Shelby, Burgess, and David’s View

Loomer’s ascent tracks Trump’s 10-year remaking of a Republican Party that finds as much power in riding the waves of social media as it does in legislating. She’s a pure product of that social media age who is also becoming more well-known through conventional channels, now regularly quoted as a person with serious sway over, and closeness to, the president.

In the old Republican Party, social media influencers would have been laughed out of the room.

At this point, Loomer’s real pull with Trump is now well established. And that’s more important than any win-loss record on firings she claims to have orchestrated.

Loomer’s arc from what she once called a stance of “pro-white nationalism” to Trump whisperer also sums up the president’s talent for tugging the establishment closer to the fringe.

When she disrupted that hearing in 2018 with former Twitter CEO Jack Dorsey, she was ushered out by then-Rep. Billy Long, R-Mo., who used his former auctioneer’s pipes to finish the job.

Today, Loomer has a seat in the room with the president. And Long, well, he’s now the IRS commissioner.

Room for Disagreement

Tucker Carlson, another recent target of Loomer’s who’s also broken with Trump somewhat in recent weeks, argued last month that she’s “like a child wielding a loaded firearm called Twitter.”

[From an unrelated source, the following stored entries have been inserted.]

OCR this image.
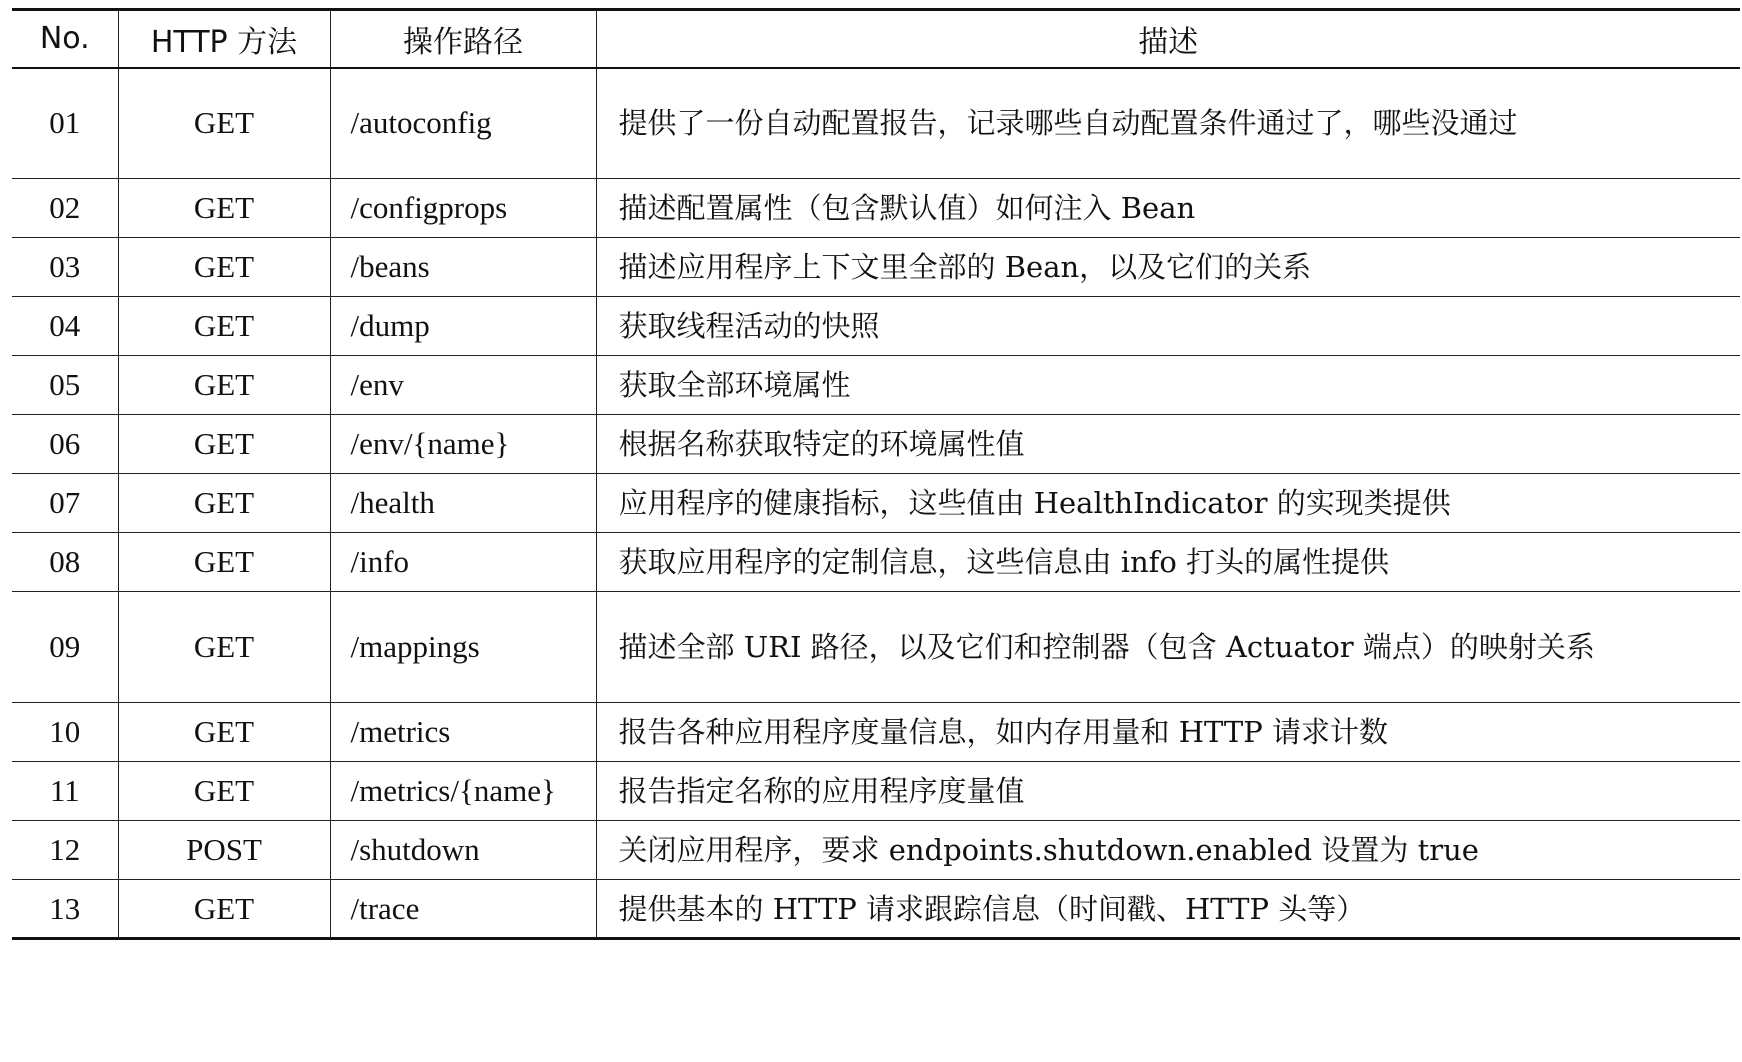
No.	HTTP 方法	操作路径	描述
01	GET	/autoconfig	提供了一份自动配置报告，记录哪些自动配置条件通过了，哪些没通过
02	GET	/configprops	描述配置属性（包含默认值）如何注入 Bean
03	GET	/beans	描述应用程序上下文里全部的 Bean，以及它们的关系
04	GET	/dump	获取线程活动的快照
05	GET	/env	获取全部环境属性
06	GET	/env/{name}	根据名称获取特定的环境属性值
07	GET	/health	应用程序的健康指标，这些值由 HealthIndicator 的实现类提供
08	GET	/info	获取应用程序的定制信息，这些信息由 info 打头的属性提供
09	GET	/mappings	描述全部 URI 路径，以及它们和控制器（包含 Actuator 端点）的映射关系
10	GET	/metrics	报告各种应用程序度量信息，如内存用量和 HTTP 请求计数
11	GET	/metrics/{name}	报告指定名称的应用程序度量值
12	POST	/shutdown	关闭应用程序，要求 endpoints.shutdown.enabled 设置为 true
13	GET	/trace	提供基本的 HTTP 请求跟踪信息（时间戳、HTTP 头等）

Carlson said the blame for her rising influence is because of “the adults who take her seriously.”

Notable

  • Loomer recently met with Defense Secretary Pete Hegseth as she seeks to root out anti-Trump staffers inside the Pentagon.

  • Republicans have long worried about Laura Loomer’s influence over Donald Trump: On the campaign trail, some expressed worries that she’d exacerbate his weaknesses after hitting the trail with him.